Bhuvneshwar got the ball to do so much, even survival became a lottery, leave alone a chase that began at an asking rate of close to seven an over. Some moved in, some moved away, some hit a green patch and bounced extra, with Bhuvneshwar's impeccable control forcing the batsmen to play at almost everything. It was only his 16th ODI, but Bhuvneshwar has already built up a reputation for striking early in his spell. Again, he did not disappoint.
Upul Tharanga flashed to the slips in Bhuvneshwar's second over, Kumar Sangakkara got a first-ball shocker of a leg-before decision, Mahela Jayawardene could not keep a cut down, and Lahiru Thirimanne hit an airy drive. In no time, Sri Lanka were 31 for 4, and India already had the final within their sights. Of course, it was the asking rate that made the batsmen play all those strokes, but against the combination of Bhuvneshwar and the pitch, the attempts were doomed to fail. The spinners found generous help from the pitch as well, and made sure there was no fightback from the Sri Lanka lower middle order. The margin of the win showed just how futile a T20-style chase can be on a difficult pitch.
This pitch was so difficult it forced even the usually flashy Rohit Sharma to play the survival game. A battered and struggling Rohit fought the conditions, his own lack of touch, and a disciplined Sri Lanka attack but still hung in to build a base for India. But we will never know what could have been in this Rohit knock as the rain terminated India's innings at 119 for 3 in 29 overs.
Though the normally free-flowing Rohit's grind wasn't easy on the eye, it was far more refreshing to see him unwilling to fall to a soft dismissal, though he benefited from a dropped catch off Lasith Malinga when on 11.
Despite West Indies losing both their games on the same ground after choosing to bowl, Angelo Mathews had no hesitation in doing the same. And his attack bowled far better than West Indies had, which was highly commendable, considering they had sent down 41 overs a day ago against the hosts. There was swing, seam, sharp lift, and the occasional low bounce.
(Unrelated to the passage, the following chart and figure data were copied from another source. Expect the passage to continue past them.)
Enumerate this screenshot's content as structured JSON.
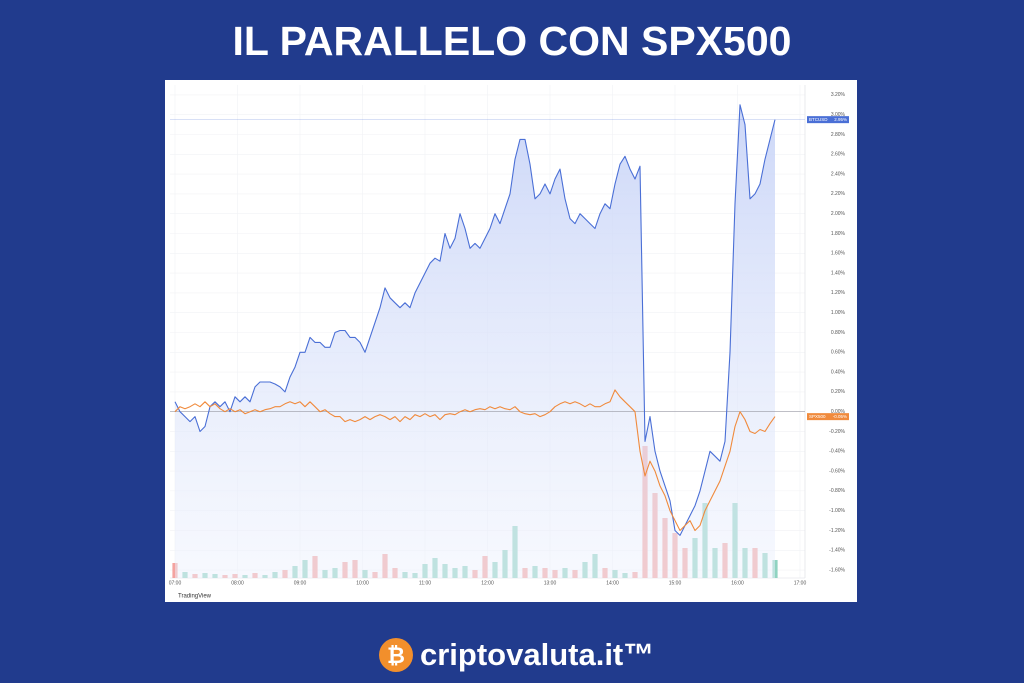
{
  "header": {
    "title": "IL PARALLELO CON SPX500"
  },
  "chart_data": {
    "type": "line",
    "x": [
      7,
      7.08,
      7.16,
      7.24,
      7.32,
      7.4,
      7.48,
      7.56,
      7.64,
      7.72,
      7.8,
      7.88,
      7.96,
      8.04,
      8.12,
      8.2,
      8.28,
      8.36,
      8.44,
      8.52,
      8.6,
      8.68,
      8.76,
      8.84,
      8.92,
      9,
      9.08,
      9.16,
      9.24,
      9.32,
      9.4,
      9.48,
      9.56,
      9.64,
      9.72,
      9.8,
      9.88,
      9.96,
      10.04,
      10.12,
      10.2,
      10.28,
      10.36,
      10.44,
      10.52,
      10.6,
      10.68,
      10.76,
      10.84,
      10.92,
      11,
      11.08,
      11.16,
      11.24,
      11.32,
      11.4,
      11.48,
      11.56,
      11.64,
      11.72,
      11.8,
      11.88,
      11.96,
      12.04,
      12.12,
      12.2,
      12.28,
      12.36,
      12.44,
      12.52,
      12.6,
      12.68,
      12.76,
      12.84,
      12.92,
      13,
      13.08,
      13.16,
      13.24,
      13.32,
      13.4,
      13.48,
      13.56,
      13.64,
      13.72,
      13.8,
      13.88,
      13.96,
      14.04,
      14.12,
      14.2,
      14.28,
      14.36,
      14.44,
      14.52,
      14.6,
      14.68,
      14.76,
      14.84,
      14.92,
      15,
      15.08,
      15.16,
      15.24,
      15.32,
      15.4,
      15.48,
      15.56,
      15.64,
      15.72,
      15.8,
      15.88,
      15.96,
      16.04,
      16.12,
      16.2,
      16.28,
      16.36,
      16.44,
      16.52,
      16.6
    ],
    "series": [
      {
        "name": "BTCUSD",
        "color": "#4a6fd6",
        "value_label": "2.95%",
        "values": [
          0.1,
          0,
          -0.05,
          -0.1,
          -0.05,
          -0.2,
          -0.15,
          0.05,
          0.1,
          0.05,
          0.1,
          0,
          0.15,
          0.1,
          0.15,
          0.1,
          0.25,
          0.3,
          0.3,
          0.3,
          0.28,
          0.25,
          0.2,
          0.35,
          0.45,
          0.6,
          0.6,
          0.75,
          0.7,
          0.7,
          0.65,
          0.65,
          0.8,
          0.82,
          0.82,
          0.75,
          0.75,
          0.7,
          0.6,
          0.75,
          0.9,
          1.05,
          1.25,
          1.15,
          1.1,
          1.05,
          1.1,
          1.05,
          1.2,
          1.3,
          1.4,
          1.5,
          1.55,
          1.52,
          1.8,
          1.65,
          1.75,
          2,
          1.85,
          1.65,
          1.7,
          1.65,
          1.75,
          1.85,
          2,
          1.9,
          2.05,
          2.2,
          2.55,
          2.75,
          2.75,
          2.5,
          2.15,
          2.2,
          2.3,
          2.2,
          2.35,
          2.45,
          2.15,
          1.95,
          1.9,
          2,
          1.95,
          1.9,
          1.85,
          2,
          2.1,
          2.05,
          2.3,
          2.5,
          2.58,
          2.45,
          2.35,
          2.48,
          -0.3,
          -0.05,
          -0.4,
          -0.6,
          -0.75,
          -0.9,
          -1.2,
          -1.25,
          -1.15,
          -1.05,
          -0.95,
          -0.8,
          -0.6,
          -0.4,
          -0.45,
          -0.5,
          -0.3,
          0.6,
          2.1,
          3.1,
          2.9,
          2.15,
          2.2,
          2.3,
          2.55,
          2.75,
          2.95
        ]
      },
      {
        "name": "SPX500",
        "color": "#f08a3c",
        "value_label": "-0.05%",
        "values": [
          0,
          0.05,
          0.03,
          0.05,
          0.08,
          0.05,
          0.1,
          0.05,
          0.08,
          0.03,
          0,
          0.03,
          0,
          0.02,
          -0.02,
          0,
          0.02,
          0,
          0.02,
          0.03,
          0.05,
          0.05,
          0.08,
          0.1,
          0.08,
          0.1,
          0.05,
          0.1,
          0.05,
          0,
          0.02,
          -0.02,
          -0.05,
          -0.05,
          -0.1,
          -0.08,
          -0.1,
          -0.08,
          -0.05,
          -0.08,
          -0.05,
          -0.03,
          -0.05,
          -0.08,
          -0.05,
          -0.1,
          -0.05,
          -0.08,
          -0.03,
          -0.05,
          -0.02,
          -0.05,
          -0.03,
          -0.08,
          -0.03,
          -0.02,
          -0.03,
          0,
          0.02,
          0,
          0.02,
          0.03,
          0.02,
          0.05,
          0.03,
          0.05,
          0.03,
          0.02,
          0.05,
          0,
          -0.02,
          -0.03,
          -0.02,
          -0.05,
          -0.03,
          0,
          0.05,
          0.08,
          0.1,
          0.08,
          0.1,
          0.08,
          0.05,
          0.08,
          0.05,
          0.05,
          0.08,
          0.1,
          0.22,
          0.15,
          0.1,
          0.05,
          0,
          -0.4,
          -0.65,
          -0.5,
          -0.6,
          -0.75,
          -0.85,
          -1,
          -1.1,
          -1.2,
          -1.15,
          -1.1,
          -1.2,
          -1.15,
          -1,
          -0.9,
          -0.8,
          -0.7,
          -0.55,
          -0.4,
          -0.15,
          0,
          -0.08,
          -0.2,
          -0.22,
          -0.18,
          -0.2,
          -0.12,
          -0.05
        ]
      }
    ],
    "volume": {
      "up_color": "#8fd3c1",
      "down_color": "#f4a3a0",
      "vlim": [
        0,
        135
      ],
      "x": [
        7,
        7.16,
        7.32,
        7.48,
        7.64,
        7.8,
        7.96,
        8.12,
        8.28,
        8.44,
        8.6,
        8.76,
        8.92,
        9.08,
        9.24,
        9.4,
        9.56,
        9.72,
        9.88,
        10.04,
        10.2,
        10.36,
        10.52,
        10.68,
        10.84,
        11,
        11.16,
        11.32,
        11.48,
        11.64,
        11.8,
        11.96,
        12.12,
        12.28,
        12.44,
        12.6,
        12.76,
        12.92,
        13.08,
        13.24,
        13.4,
        13.56,
        13.72,
        13.88,
        14.04,
        14.2,
        14.36,
        14.52,
        14.68,
        14.84,
        15,
        15.16,
        15.32,
        15.48,
        15.64,
        15.8,
        15.96,
        16.12,
        16.28,
        16.44,
        16.6
      ],
      "values": [
        15,
        6,
        4,
        5,
        4,
        3,
        4,
        3,
        5,
        3,
        6,
        8,
        12,
        18,
        22,
        8,
        10,
        16,
        18,
        8,
        6,
        24,
        10,
        6,
        5,
        14,
        20,
        14,
        10,
        12,
        8,
        22,
        16,
        28,
        52,
        10,
        12,
        10,
        8,
        10,
        8,
        16,
        24,
        10,
        8,
        5,
        6,
        132,
        85,
        60,
        45,
        30,
        40,
        75,
        30,
        35,
        75,
        30,
        30,
        25,
        18
      ],
      "up": [
        false,
        true,
        false,
        true,
        true,
        false,
        false,
        true,
        false,
        true,
        true,
        false,
        true,
        true,
        false,
        true,
        true,
        false,
        false,
        true,
        false,
        false,
        false,
        true,
        true,
        true,
        true,
        true,
        true,
        true,
        false,
        false,
        true,
        true,
        true,
        false,
        true,
        false,
        false,
        true,
        false,
        true,
        true,
        false,
        true,
        true,
        false,
        false,
        false,
        false,
        false,
        false,
        true,
        true,
        true,
        false,
        true,
        true,
        false,
        true,
        true
      ]
    },
    "xlim": [
      6.92,
      17.08
    ],
    "xticks": [
      {
        "value": 7,
        "label": "07:00"
      },
      {
        "value": 8,
        "label": "08:00"
      },
      {
        "value": 9,
        "label": "09:00"
      },
      {
        "value": 10,
        "label": "10:00"
      },
      {
        "value": 11,
        "label": "11:00"
      },
      {
        "value": 12,
        "label": "12:00"
      },
      {
        "value": 13,
        "label": "13:00"
      },
      {
        "value": 14,
        "label": "14:00"
      },
      {
        "value": 15,
        "label": "15:00"
      },
      {
        "value": 16,
        "label": "16:00"
      },
      {
        "value": 17,
        "label": "17:00"
      }
    ],
    "ylim": [
      -1.68,
      3.3
    ],
    "yticks": [
      {
        "value": 3.2,
        "label": "3.20%"
      },
      {
        "value": 3,
        "label": "3.00%"
      },
      {
        "value": 2.8,
        "label": "2.80%"
      },
      {
        "value": 2.6,
        "label": "2.60%"
      },
      {
        "value": 2.4,
        "label": "2.40%"
      },
      {
        "value": 2.2,
        "label": "2.20%"
      },
      {
        "value": 2,
        "label": "2.00%"
      },
      {
        "value": 1.8,
        "label": "1.80%"
      },
      {
        "value": 1.6,
        "label": "1.60%"
      },
      {
        "value": 1.4,
        "label": "1.40%"
      },
      {
        "value": 1.2,
        "label": "1.20%"
      },
      {
        "value": 1,
        "label": "1.00%"
      },
      {
        "value": 0.8,
        "label": "0.80%"
      },
      {
        "value": 0.6,
        "label": "0.60%"
      },
      {
        "value": 0.4,
        "label": "0.40%"
      },
      {
        "value": 0.2,
        "label": "0.20%"
      },
      {
        "value": 0,
        "label": "0.00%"
      },
      {
        "value": -0.2,
        "label": "-0.20%"
      },
      {
        "value": -0.4,
        "label": "-0.40%"
      },
      {
        "value": -0.6,
        "label": "-0.60%"
      },
      {
        "value": -0.8,
        "label": "-0.80%"
      },
      {
        "value": -1,
        "label": "-1.00%"
      },
      {
        "value": -1.2,
        "label": "-1.20%"
      },
      {
        "value": -1.4,
        "label": "-1.40%"
      },
      {
        "value": -1.6,
        "label": "-1.60%"
      }
    ],
    "grid": true,
    "watermark": "TradingView"
  },
  "footer": {
    "brand": "criptovaluta.it™"
  }
}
Rohit was beaten several times by the movement initially, but to his credit, he played the original line close to his body. For some time, Virat Kohli looked even more uncomfortable than Rohit had and even played out a maiden to Malinga for the first time.
Kohli slowly started to come to terms against the fast bowlers and put away the rare wide delivery. Perhaps the pitch made Kohli hesitant to get forward against spin as well, and led to his downfall, when he went back and was caught in front by a flighted Rangana Herath slider, cutting short a second-wicket stand of 49 in 14.1 overs.
Rohit, meanwhile, continued to find it hard, inside-edging onto the box, and taking blows on the glove. He did slog-sweep Herath for six but the left-arm spinner hit back in his next over, when another India batsman played back to him. This time, Dinesh Karthik got a turner that spun away to hit his off stump. India were three down now, making it even more important for Rohit to not give it away. As it turned out, though, he had already done enough, after which Bhuvneshwar took over.